La saisie de données signalétiques ainsi que le prélèvement d’un échantillon et l’établissement d’un profil ADN, s’ils ne servent pas à élucider une infraction pour laquelle une instruction pénale est en cours, ne sont conformes au principe de la proportionnalité que s’il existe des indices sérieux et concrets de l’implication du prévenu dans d’autres infractions, mêmes futures. De plus, il doit s’agir d’infractions revêtant une certaine gravité. En l’espèce, le Tribunal fédéral a considéré que la seule inscription, dans le casier judiciaire du prévenu, d’une condamnation pour une infraction à la LStup ainsi qu’à la LCR ne suffit pas pour retenir que de tels indices existent.

Le principe de l’interdiction de la reformatio in pejus s’applique à l’indemnité allouée à l’avocat d’office

En l’absence d’appel principal interjeté par le ministère public sur l’indemnité allouée à l’avocat d’office, l’autorité de recours viole le principe de l’interdiction de la reformatio in pejus en octroyant à ce dernier une indemnité inférieure à celle accordée en première instance.

Le retrait d’une plainte pénale ne conduit pas à l’annulation d’une ordonnance pénale entrée en force

Le principe de l’indivisibilité de la plainte pénale (art. 32 CP) ne permet pas d’en déduire que le retrait de la plainte pénale par le lésé dans toutes les procédures (en rapport à une infraction poursuivie sur plainte) conduit à l’annulation d’une ordonnance pénale entrée en force, et ce alors même que les autres prévenus dans l’affaire ont bénéficié d’un classement de la procédure.

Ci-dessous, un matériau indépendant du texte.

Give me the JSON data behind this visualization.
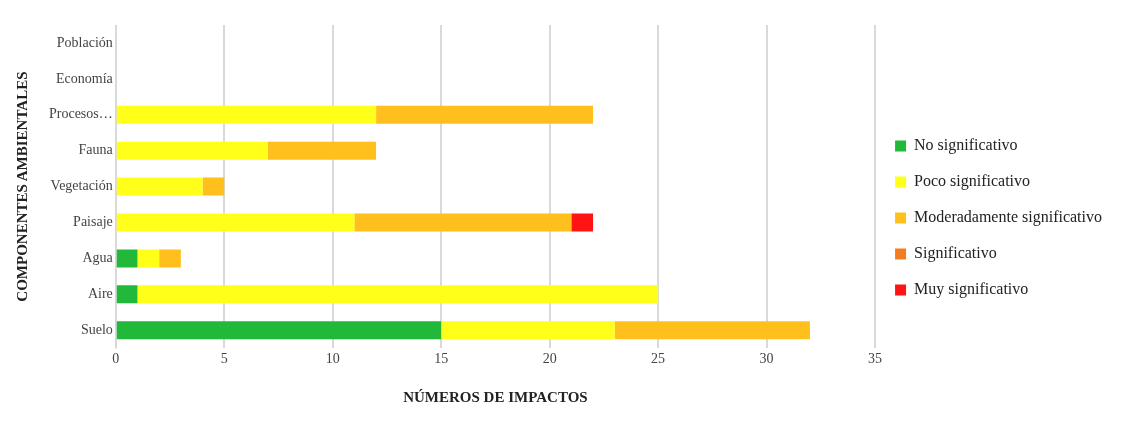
{
  "chart_data": {
    "type": "bar",
    "orientation": "horizontal",
    "stacked": true,
    "xlabel": "NÚMEROS DE IMPACTOS",
    "ylabel": "COMPONENTES AMBIENTALES",
    "categories": [
      "Población",
      "Economía",
      "Procesos…",
      "Fauna",
      "Vegetación",
      "Paisaje",
      "Agua",
      "Aire",
      "Suelo"
    ],
    "series": [
      {
        "name": "No significativo",
        "color": "#22b83a",
        "values": [
          0,
          0,
          0,
          0,
          0,
          0,
          1,
          1,
          15
        ]
      },
      {
        "name": "Poco significativo",
        "color": "#ffff1a",
        "values": [
          0,
          0,
          12,
          7,
          4,
          11,
          1,
          24,
          8
        ]
      },
      {
        "name": "Moderadamente significativo",
        "color": "#ffc01e",
        "values": [
          0,
          0,
          10,
          5,
          1,
          10,
          1,
          0,
          9
        ]
      },
      {
        "name": "Significativo",
        "color": "#f47c20",
        "values": [
          0,
          0,
          0,
          0,
          0,
          0,
          0,
          0,
          0
        ]
      },
      {
        "name": "Muy significativo",
        "color": "#ff1414",
        "values": [
          0,
          0,
          0,
          0,
          0,
          1,
          0,
          0,
          0
        ]
      }
    ],
    "xlim": [
      0,
      35
    ],
    "xticks": [
      0,
      5,
      10,
      15,
      20,
      25,
      30,
      35
    ],
    "grid": "x",
    "legend": "right"
  }
}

L’autorité statuant sur renvoi d’un arrêt du Tribunal fédéral n’est liée que par les faits non contestés et les questions de droit définitivement tranchées

Un classement implicite suppose qu’une partie des faits a été abandonnée sans qu’une décision formelle n’ait été rendue à leur sujet. Lorsque la décision de renvoi annule un tel classement implicite sans trancher le fond du litige et impose aux autorités d’éclaircir les faits contestés, le Ministère public doit mener une nouvelle instruction. En prononçant un deuxième classement à l’encontre du principal prévenu en raison de son décès, le Ministère public ne peut pas abandonner l’ensemble des investigations concernant l’implication éventuelle de tiers, sauf à violer l’interdiction du déni de justice. En l’espèce, la plainte d’une victime à l’encontre du prévenu décédé et de tout autre personne impliquée imposait au Ministère public de poursuivre des recherches, malgré le décès du principal suspect.

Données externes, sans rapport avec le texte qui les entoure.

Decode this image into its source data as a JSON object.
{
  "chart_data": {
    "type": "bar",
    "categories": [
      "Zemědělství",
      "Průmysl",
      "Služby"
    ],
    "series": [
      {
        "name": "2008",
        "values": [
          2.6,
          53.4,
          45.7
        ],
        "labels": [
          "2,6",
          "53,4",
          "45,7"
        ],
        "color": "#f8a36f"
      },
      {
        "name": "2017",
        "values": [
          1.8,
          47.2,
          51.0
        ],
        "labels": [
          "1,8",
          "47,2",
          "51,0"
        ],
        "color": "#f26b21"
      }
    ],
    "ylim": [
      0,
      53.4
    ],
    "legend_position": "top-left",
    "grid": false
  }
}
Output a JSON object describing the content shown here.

Expertise de crédibilité et prise en compte des déclarations peu circonstanciées d’une victime

Un tribunal ne peut se résoudre à prononcer un acquittement à l’égard de tous les faits reprochés dans l’acte d’accusation au motif que les actes décrits les plus graves proviennent de témoignages indirects et peu concordants. Les déclarations faites lors de l’audition LAVI de la victime – jugées crédibles par une expertise – doivent aussi être approfondies. Cela vaut même si la victime ne livre que peu de circonstances. En n’opérant aucune distinction entre les actes dénoncés par la victime et ceux (peu concordants) décrits par des témoins indirects, le tribunal peut verser dans l’arbitraire.